Last Week's FGR Report Card: C-
The best thing in the whole damn movie
was Isla Fisher and they went and ran
her over with a freakin' Duesenberg.

1. Harris English - T38th
2. Matt Kuchar - T38th
3. Jordan Spieth - T20th
4. Jason Dufner - T14th
5. Russell Knox - T25th

The FGR PUD Report

Hyundai: Gary Woodland - $130,000
Sony: Chris Kirk - $604,800
Humana: Charles Howell, III - $12,198
Farmers: Bill Haas - $20,740
WM Phoenix: Billy Horschel - M/C
Pebble Beach: Russell Knox - $46,860
Northern Trust: Dustin Johnson - $723,600
Match Play: Hunter Mahan - $148,000
Honda Classic: Graeme McDowell - $15,600
WGC-Cadillac: Rory McIlroy - $76,000
Valspar: Harris English - $23,940

Season Total: $1,801,738

Email the Fantasy Golf Report at fgr@fantasygolfreport.com.

Footnotes

* I'm not sure where they went wrong with the marketing of The Other Guys which I think is my favorite Will Ferrell movie of all-time. (Maybe it's the title). I've seen it at least a half dozen times and every scene in the first hour still cracks me up. For example, here is a clip of the aforementioned "Arney Palmey" scene - it gets me every time . . . "Arnold Palmer Alert."
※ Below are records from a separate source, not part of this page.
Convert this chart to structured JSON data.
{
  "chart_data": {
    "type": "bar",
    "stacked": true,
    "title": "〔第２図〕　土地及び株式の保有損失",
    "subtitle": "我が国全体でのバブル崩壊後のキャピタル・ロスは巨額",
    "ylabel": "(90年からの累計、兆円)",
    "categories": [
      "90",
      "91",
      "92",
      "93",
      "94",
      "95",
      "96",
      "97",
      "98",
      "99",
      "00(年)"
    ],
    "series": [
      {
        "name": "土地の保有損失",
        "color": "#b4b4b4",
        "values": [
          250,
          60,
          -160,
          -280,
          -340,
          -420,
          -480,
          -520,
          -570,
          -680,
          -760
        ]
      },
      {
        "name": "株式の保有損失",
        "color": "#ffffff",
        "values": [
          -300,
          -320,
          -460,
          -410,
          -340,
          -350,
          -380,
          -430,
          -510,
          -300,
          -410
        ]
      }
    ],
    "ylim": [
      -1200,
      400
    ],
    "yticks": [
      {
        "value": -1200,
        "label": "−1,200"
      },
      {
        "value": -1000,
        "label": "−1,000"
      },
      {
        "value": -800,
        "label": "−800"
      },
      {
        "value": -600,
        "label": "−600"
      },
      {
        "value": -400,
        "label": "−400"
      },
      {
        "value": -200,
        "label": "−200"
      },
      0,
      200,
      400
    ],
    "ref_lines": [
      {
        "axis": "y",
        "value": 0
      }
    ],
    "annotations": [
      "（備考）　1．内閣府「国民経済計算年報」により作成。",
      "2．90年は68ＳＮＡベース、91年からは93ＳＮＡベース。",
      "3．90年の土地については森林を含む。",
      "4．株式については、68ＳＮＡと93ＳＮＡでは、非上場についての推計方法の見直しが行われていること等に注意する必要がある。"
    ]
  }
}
** It might be time for me to broaden my movie viewing horizons beyond buddy cop flicks and gangster movies.

*** As I was writing this, word came-out that Tiger had withdrawn this week but I had already committed to this path with the picture, the caption, etc. so I went with it. Just didn't want you to think this was a Germans bombing Pearl Harbor type situation.

**** If you forgot how terrifying that little bastard is, check-out this scene. There is now a 100% chance I'll be checking under my bed for a possessed Murray Wiggle doll tonight.